8 Conclusions and future work

In this paper we have introduced a set-based model of belief for social learning. This has enabled us to clearly distinguish between imprecision and inaccuracy (error). Specifically, in this setting imprecision can be quantified by the cardinality of the evidence sets, while error refers to the difference between the evidence gathered and the true state of the world \(s^*\), and can be modelled by a probabilistic parameter \(\epsilon\) (i.e. the error rate). We have then used this model to show that social learning can be robust to imprecise evidence and furthermore that certain types of imprecision can result in improved performance.

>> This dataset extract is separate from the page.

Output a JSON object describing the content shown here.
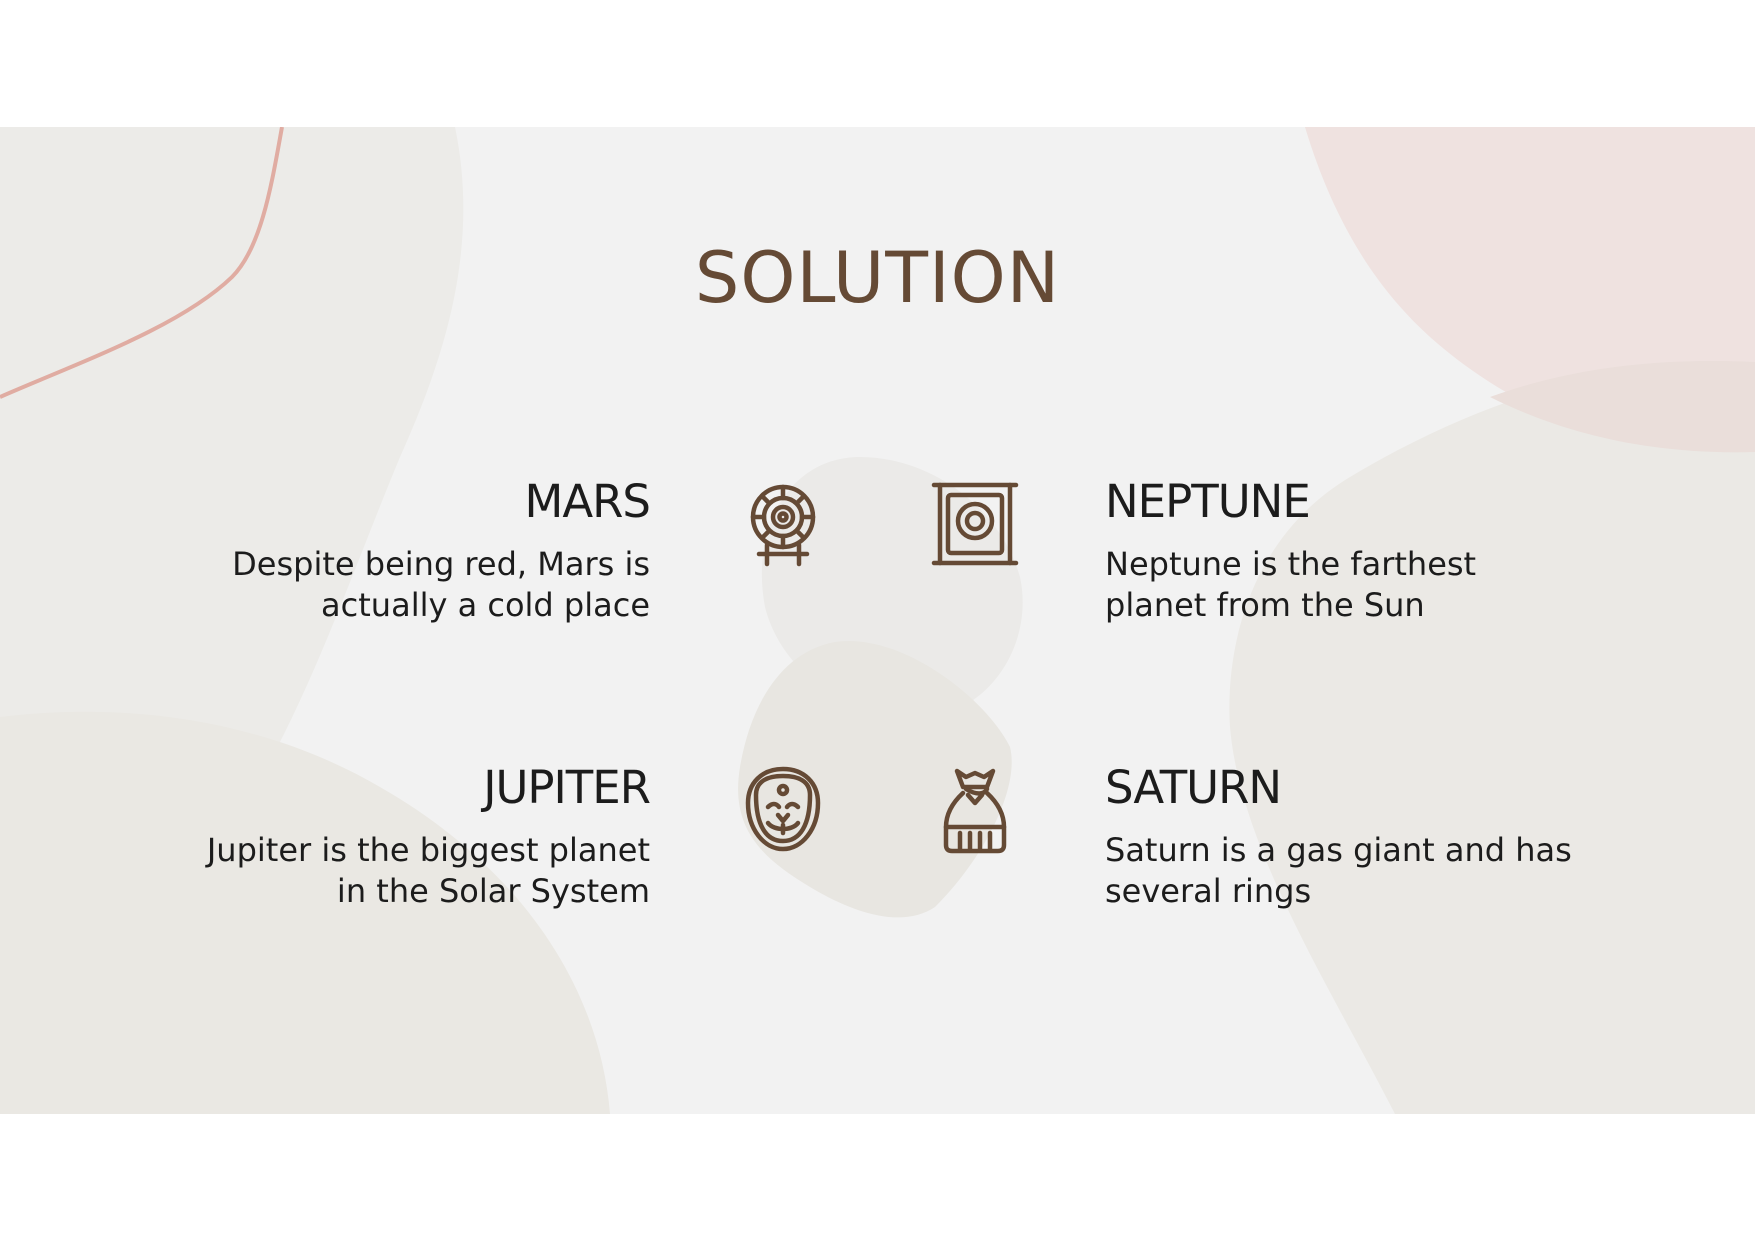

We have presented simulation results suggesting that social learning is robust to different levels of imprecise evidence arising naturally as a result of evidence gathering only providing partial information. In this context, we have also investigated a multi-robot location classification problem with a small population size in which the imprecision of evidence gathered by the robots may vary because of hardware or environmental constraints. For this scenario the average accuracy is robust to different levels of imprecise evidence. We have also found that increasing the number of robots can decrease the variation of system’s average accuracy at different levels of imprecise evidence. The results of our robot simulation experiments show that our approach has strong potential to be applied to location classification tasks conducted by multi-robot systems.

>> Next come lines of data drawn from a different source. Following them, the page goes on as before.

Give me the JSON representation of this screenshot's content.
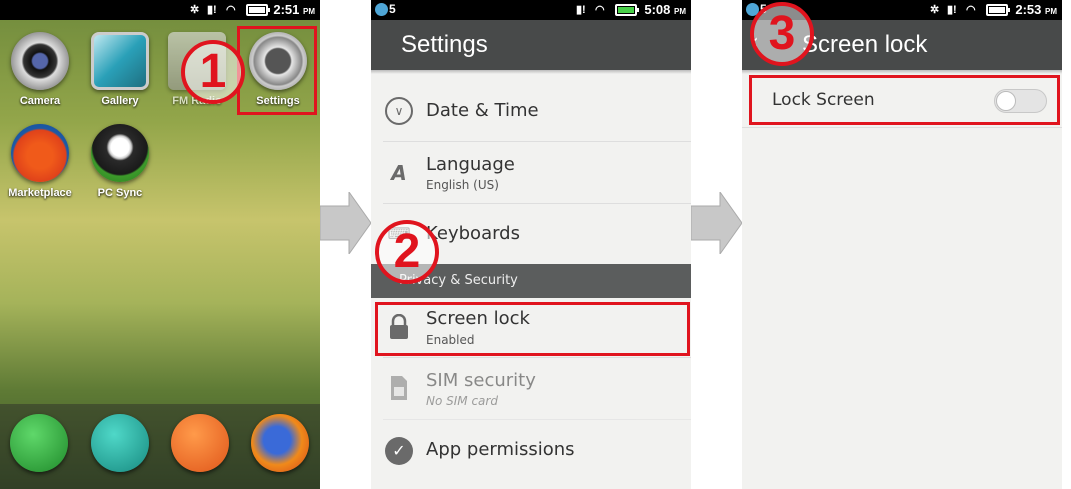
{
  "panel1": {
    "status_time": "2:51",
    "status_ampm": "PM",
    "apps": [
      {
        "label": "Camera",
        "icon": "camera-icon"
      },
      {
        "label": "Gallery",
        "icon": "gallery-icon"
      },
      {
        "label": "FM Radio",
        "icon": "radio-icon"
      },
      {
        "label": "Settings",
        "icon": "settings-gear-icon"
      },
      {
        "label": "Marketplace",
        "icon": "marketplace-icon"
      },
      {
        "label": "PC Sync",
        "icon": "usb-icon"
      }
    ],
    "dock": [
      "phone-icon",
      "messages-icon",
      "contacts-icon",
      "firefox-icon"
    ],
    "step_badge": "1"
  },
  "panel2": {
    "status_notif": "5",
    "status_time": "5:08",
    "status_ampm": "PM",
    "header_title": "Settings",
    "rows": {
      "date_time": "Date & Time",
      "language": "Language",
      "language_sub": "English (US)",
      "keyboards": "Keyboards",
      "section": "Privacy & Security",
      "screen_lock": "Screen lock",
      "screen_lock_sub": "Enabled",
      "sim_security": "SIM security",
      "sim_security_sub": "No SIM card",
      "app_permissions": "App permissions"
    },
    "step_badge": "2"
  },
  "panel3": {
    "status_notif": "5",
    "status_time": "2:53",
    "status_ampm": "PM",
    "header_title": "Screen lock",
    "lock_screen_label": "Lock Screen",
    "lock_screen_enabled": false,
    "step_badge": "3"
  },
  "colors": {
    "highlight": "#e0141e",
    "header": "#484a4a",
    "section": "#5b5d5d"
  }
}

For a certain type of imprecise evidence, where agents obtain an estimate of the true state of the world and then take a neighbourhood of that estimate, there can actually be benefits of imprecise evidence. The results showed that the overall best accuracy across various evidence and fusion rate combinations and fastest convergence speed can be obtained with an intermediate level of precision with the presence of error. Furthermore, certain levels of imprecision can enable more robustness to variations in fusion and evidence rate than can be obtained from a precise evidence model. Indeed in high error scenarios there are even some levels of tolerance at which the most imprecise evidential model is also the most robust. Evidence neighbourhoods of this kind were then applied to the multi-robot location classification problems and results once again suggest that best performance is achieved when there is a moderate level of evidential imprecision.

In light of previous work on imprecise fusion (Liu et al., 2021), as future work we intend to investigate whether there are advantages in combining imprecision in both the fusion and evidential updating processes. Another avenue of future research will be to add communication constraints to the model, such as network connectivity or physical distance range. There are recent studies showing that limited connectivity can improve the performance of social learning (Crosscombe & Lawry, 2021) and that constrained communication of multi-agent systems can be more robust to the environment changes (Talamali et al., 2021). Additionally, it’s worth noting that different types of network connectivity may have varied performance outcomes. For instance, scale-free networks have been shown to enable faster information propagation in the nest, leading to quicker collective responses compared to proximity networks (Rausch et al., 2020b).